Potrei dare forza alla mia allocuzione dicendo che dove non c’è opposizione c’è
corruzione, e ribadire così l’obbligo della vigilanza attiva. E stigmatizzare
con questo mio aforisma quanti “pretendono un mondo migliore, ma non muovono un
dito perché lo diventi”. Potrebbe bastare questo, ed omettere che Firenze resta
una delle città dove ho più a lungo soggiornato. Che l’ho esplorata in ogni
anfratto, che vi ho ambientato una parte significativa di un romanzo.
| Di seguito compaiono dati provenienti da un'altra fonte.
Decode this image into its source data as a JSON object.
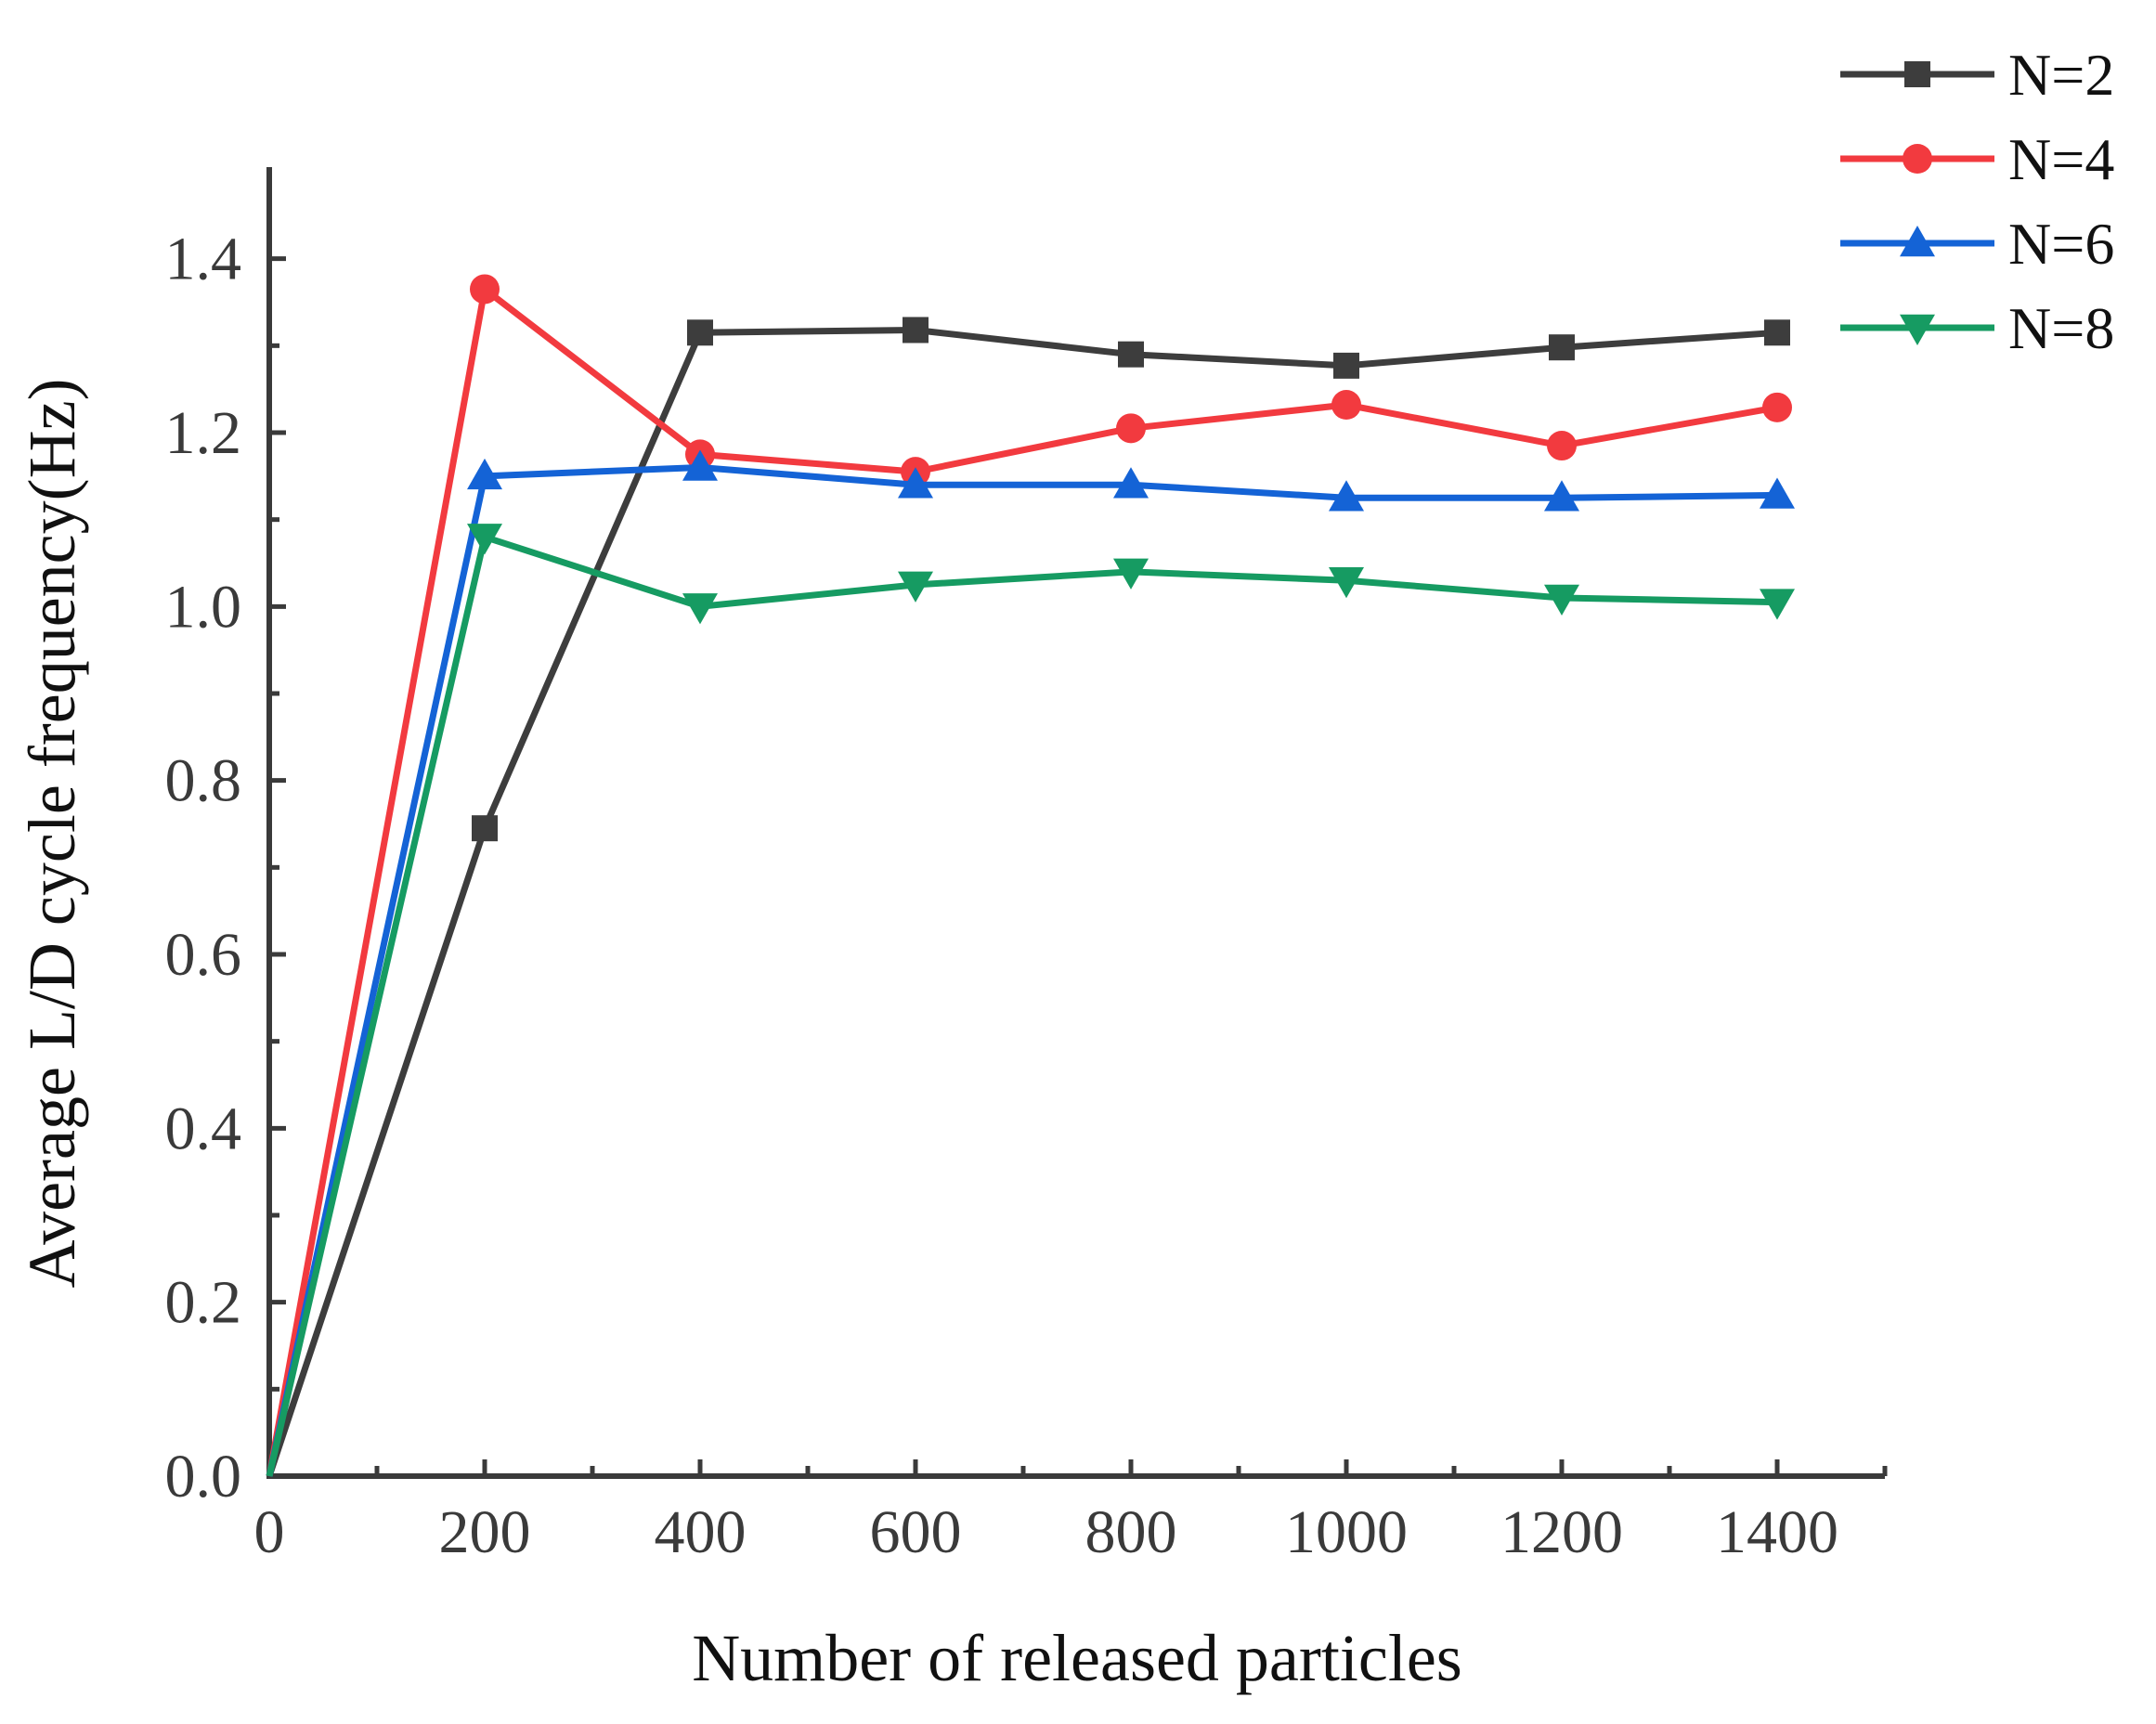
{
  "chart_data": {
    "type": "line",
    "title": "",
    "xlabel": "Number of released particles",
    "ylabel": "Average L/D cycle frequency(Hz)",
    "xlim": [
      0,
      1500
    ],
    "ylim": [
      0,
      1.5
    ],
    "x_ticks": [
      0,
      200,
      400,
      600,
      800,
      1000,
      1200,
      1400
    ],
    "x_tick_labels": [
      "0",
      "200",
      "400",
      "600",
      "800",
      "1000",
      "1200",
      "1400"
    ],
    "y_ticks": [
      0,
      0.2,
      0.4,
      0.6,
      0.8,
      1.0,
      1.2,
      1.4
    ],
    "y_tick_labels": [
      "0.0",
      "0.2",
      "0.4",
      "0.6",
      "0.8",
      "1.0",
      "1.2",
      "1.4"
    ],
    "grid": false,
    "legend_position": "top-right, outside plot",
    "x": [
      0,
      200,
      400,
      600,
      800,
      1000,
      1200,
      1400
    ],
    "series": [
      {
        "name": "N=2",
        "color": "#3d3d3d",
        "marker": "square",
        "values": [
          0,
          0.745,
          1.315,
          1.318,
          1.29,
          1.277,
          1.298,
          1.315
        ]
      },
      {
        "name": "N=4",
        "color": "#f23a3f",
        "marker": "circle",
        "values": [
          0,
          1.365,
          1.175,
          1.155,
          1.205,
          1.232,
          1.185,
          1.229
        ]
      },
      {
        "name": "N=6",
        "color": "#1463d6",
        "marker": "triangle-up",
        "values": [
          0,
          1.15,
          1.16,
          1.14,
          1.14,
          1.125,
          1.125,
          1.128
        ]
      },
      {
        "name": "N=8",
        "color": "#169b62",
        "marker": "triangle-down",
        "values": [
          0,
          1.08,
          1.0,
          1.025,
          1.04,
          1.03,
          1.01,
          1.005
        ]
      }
    ]
  }
}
Che sono
stato amico di uno dei suoi più innamorati cantori, lo scrittore Vasco
Pratolini, amico di Cassola, con cui fondammo proprio a Firenze, al Circolo
Rosselli, la Lega per il Disarmo. Che al Caffè delle Giubbe Rosse mi sono
recato spesso per incontrare amici letterati e ascoltare i versi di poeti. Che
le colline di Firenze sono state la Casa della poesia di Alberto Caramella
frequentata anche da Mario Luzi; che Firenze è il Gabinetto Vieusseux di cui ho
scritto, è il critico ed ispanista Oreste Macrì collaboratore della nostra
“Microprovincia”, è il Premio Fiesole che mi è stato attribuito, è la presentazione
di alcuni libri, è l’accoglienza di persone ospitali che non ho dimenticato, e
tanto, tanto altro ancora. Dunque, io sto con Firenze e la sua salvaguardia.
Fino alla vittoria di questa battaglia e di quelle che verranno.